The Port of Corpus Christi was born as a result of a local referendum to authorize tax bonds for $1 million and to create the Navigation District. Between 1922 and 1981, the Port of Corpus Christi's operating authority was called Nueces County Navigation District No. 1. In 1923, the US Congress authorized construction of a 25-foot deep channel from the Gulf, through Port Aransas to the north, ending at the Port of Corpus Christi shoreline. Dredging for the Port of Corpus Christi channel started in 1925 and ended a year later, costing the United States $1.8 million.

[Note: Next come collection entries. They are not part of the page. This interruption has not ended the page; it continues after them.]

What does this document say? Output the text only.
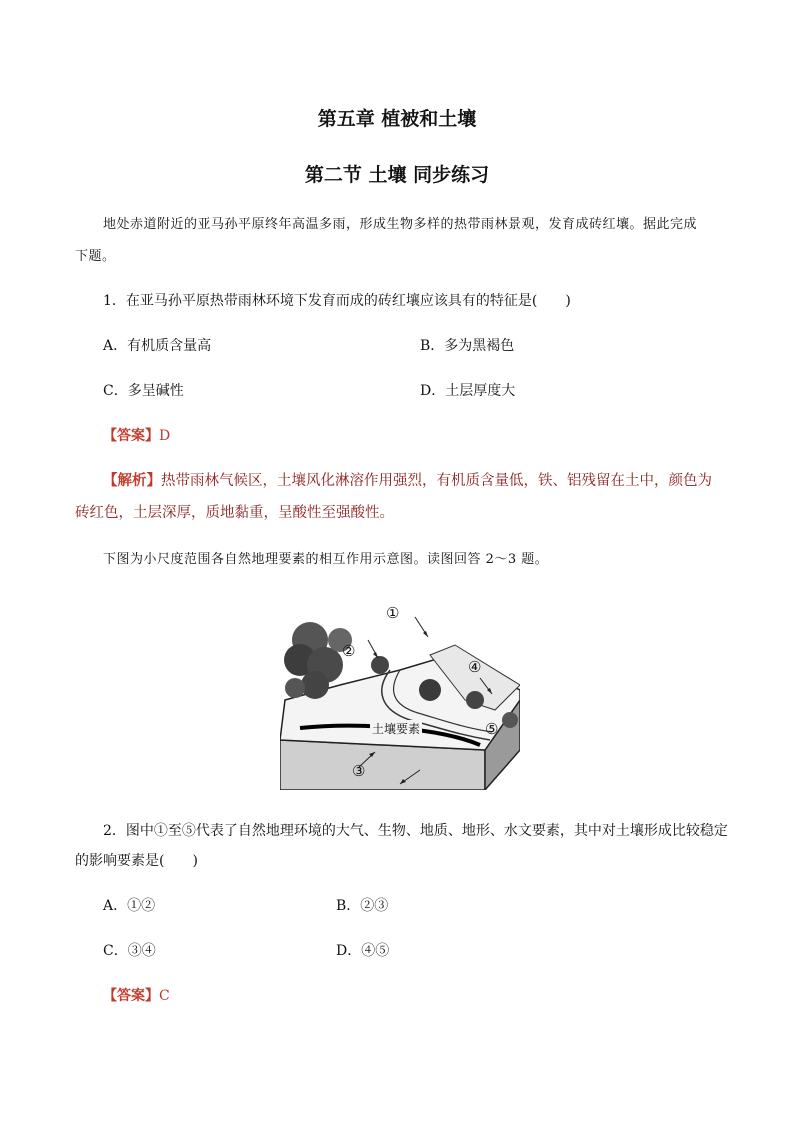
第五章 植被和土壤
第二节 土壤 同步练习
地处赤道附近的亚马孙平原终年高温多雨，形成生物多样的热带雨林景观，发育成砖红壤。据此完成
下题。
1．在亚马孙平原热带雨林环境下发育而成的砖红壤应该具有的特征是(　　)
A．有机质含量高	B．多为黑褐色
C．多呈碱性	D．土层厚度大
【答案】D
【解析】热带雨林气候区，土壤风化淋溶作用强烈，有机质含量低，铁、铝残留在土中，颜色为砖红色，土层深厚，质地黏重，呈酸性至强酸性。
下图为小尺度范围各自然地理要素的相互作用示意图。读图回答 2～3 题。
①
②
③
④
⑤
土壤要素
2．图中①至⑤代表了自然地理环境的大气、生物、地质、地形、水文要素，其中对土壤形成比较稳定
的影响要素是(　　)
A．①②	B．②③
C．③④	D．④⑤
【答案】C
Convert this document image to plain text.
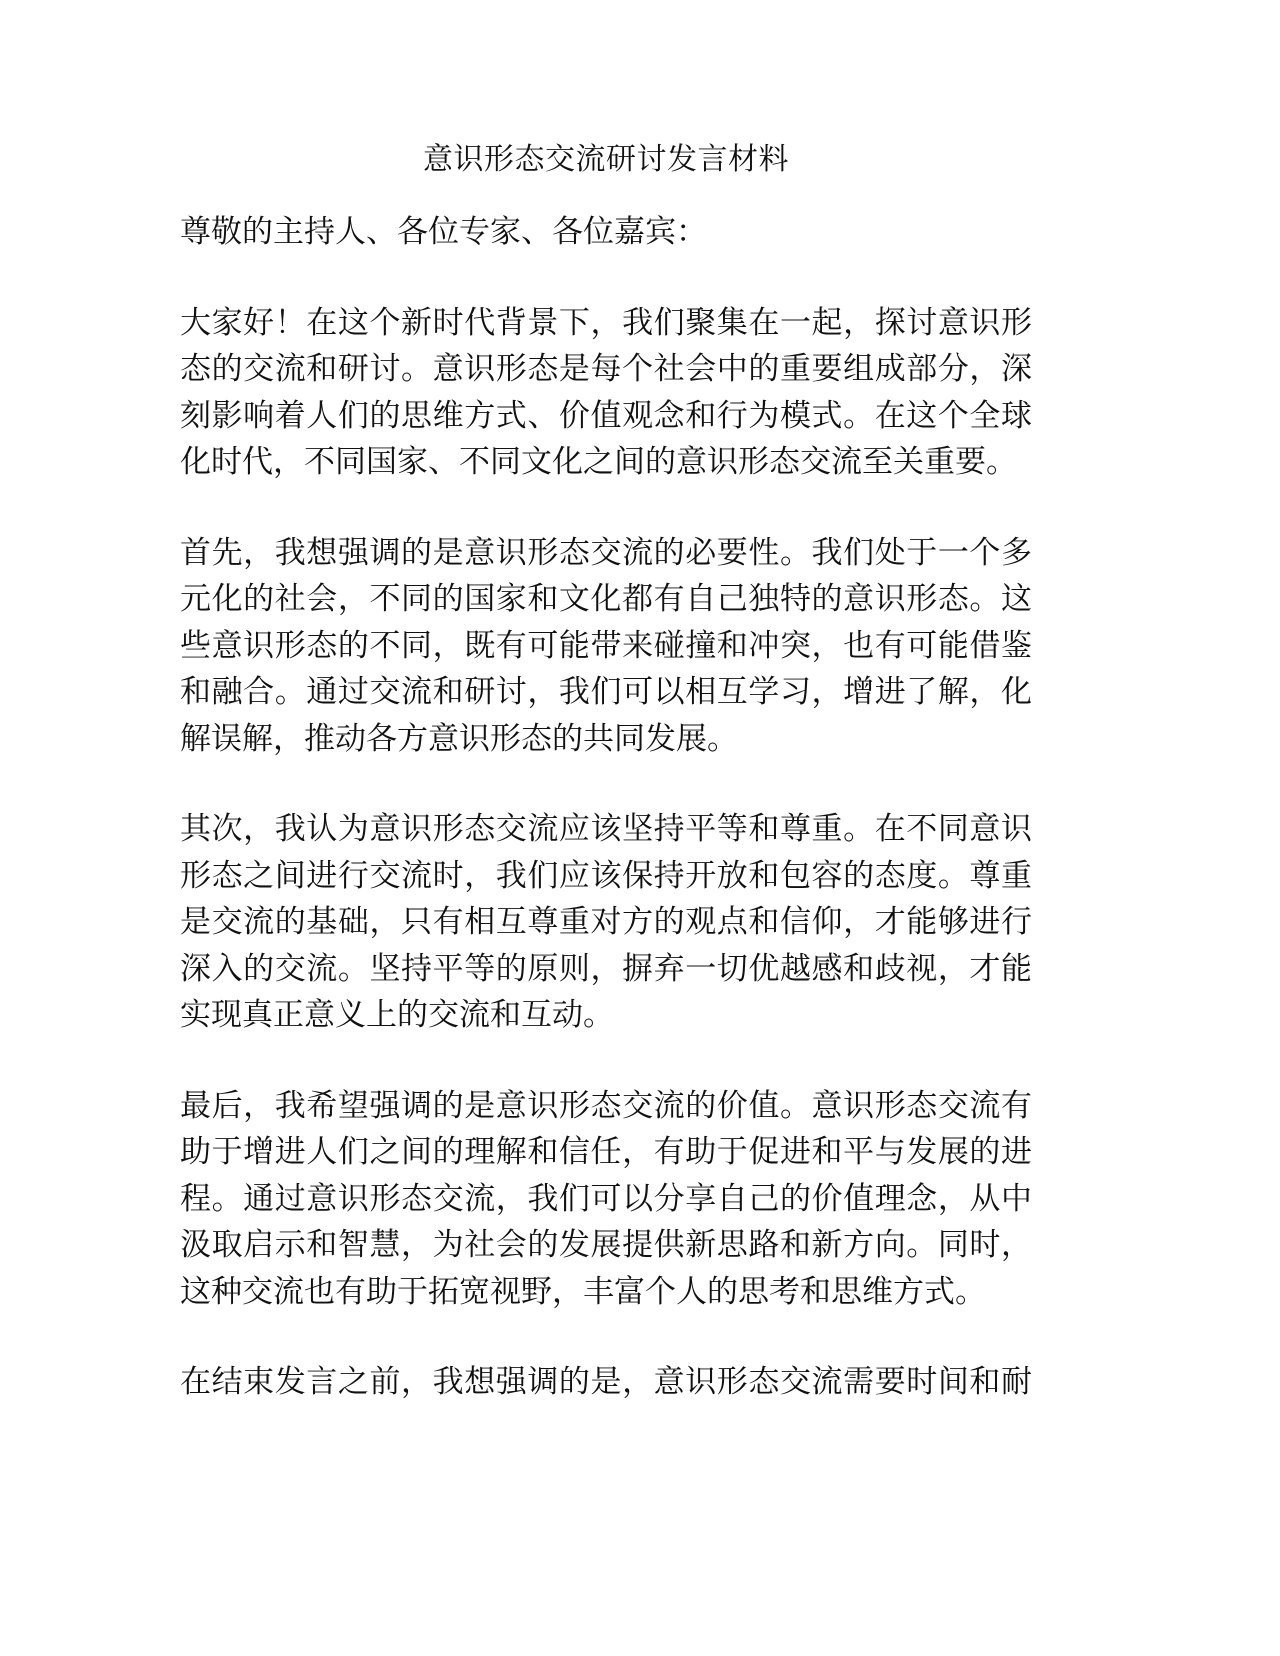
意识形态交流研讨发言材料
尊敬的主持人、各位专家、各位嘉宾：
大家好！在这个新时代背景下，我们聚集在一起，探讨意识形
态的交流和研讨。意识形态是每个社会中的重要组成部分，深
刻影响着人们的思维方式、价值观念和行为模式。在这个全球
化时代，不同国家、不同文化之间的意识形态交流至关重要。
首先，我想强调的是意识形态交流的必要性。我们处于一个多
元化的社会，不同的国家和文化都有自己独特的意识形态。这
些意识形态的不同，既有可能带来碰撞和冲突，也有可能借鉴
和融合。通过交流和研讨，我们可以相互学习，增进了解，化
解误解，推动各方意识形态的共同发展。
其次，我认为意识形态交流应该坚持平等和尊重。在不同意识
形态之间进行交流时，我们应该保持开放和包容的态度。尊重
是交流的基础，只有相互尊重对方的观点和信仰，才能够进行
深入的交流。坚持平等的原则，摒弃一切优越感和歧视，才能
实现真正意义上的交流和互动。
最后，我希望强调的是意识形态交流的价值。意识形态交流有
助于增进人们之间的理解和信任，有助于促进和平与发展的进
程。通过意识形态交流，我们可以分享自己的价值理念，从中
汲取启示和智慧，为社会的发展提供新思路和新方向。同时，
这种交流也有助于拓宽视野，丰富个人的思考和思维方式。
在结束发言之前，我想强调的是，意识形态交流需要时间和耐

In the Port of Corpus Christi's first days, cotton was truly king, and the surrounding area led the State's cotton production. When cotton picking season ended, the Port of Corpus Christi was full of vessels loading cotton and lead from Mexican smelters. The venture was so successful that, in just two years, expansion efforts began in the Port of Corpus Christi. The channel was deepened and a turning basin was created inside the breakwater.
Major industry came to the Port of Corpus Christi in 1930 when the Southern Alkali Corporation, a subsidiary of Pittsburgh Plate Glass, located there. The Board of Navigation then provided a 1-1/2 mile channel for the facility, called the Industrial Canal today, in 1933. Dredged materials were used for levees and to fill land that was then used to add wharves and docks to the Port of Corpus Christi.
When oil was discovered in the early 1930s, the Port of Corpus Christi Navigation District undertook construction of oil docks, and refineries began to appear along the Industrial Canal and at the turning basin of the Port of Corpus Christi. During the 1930s, the Port of Corpus Christi's significant cargoes shifted from cotton to petroleum and petroleum products.
By 1947, the area was producing grain sorghum, and the Corn Products Refining Company located a plant in the Port of Corpus Christi to convert the grains to syrups, starch, and sugar. Farmers were paying stiff prices to store train in Houston and Galveston, and the Port of Corpus Christi provided a self-financed grain elevator that opened in 1953. By 1959, the elevator had to be expanded.
When the Port of Corpus Christi was built in 1925, large ships were blocked from entering the port by a two-lane highway bridge and a railroad bridge. To allow large ships to enter the Port of Corpus Christi, the Bascule Bridge was built with a vertical height about 14 feet above the water. Adequate for ships of the time, by the 1950s, the bridge had become known as the "Bascule Bridge Bottleneck" because modern ships could not enter the port. The Port of Corpus Christi desperately needed an unobstructed entry for ocean-going vessels. The result was the Upper Harbor Lift Bridge, a high-lift bridge accommodating both vehicles and railroad.
The Port of Corpus Christi was designated a Foreign Trade Zone in 1985. It was also selected as homeport for the US Navy's Gulf of Mexico battle action group. Throughout the 1980s and 1990s, the Port focused on diversifying its cargo-handling capacity. The Port built a 9.3 thousand square meter refrigerated warehouse on the north side of the channel where imports and exports are traded with Latin America, Mexico, Europe, Russia, and Africa as well as other areas of the United States. Further, the Port of Corpus Christi renovated cargo docks to create a multi-purpose cruise terminal and meeting facility.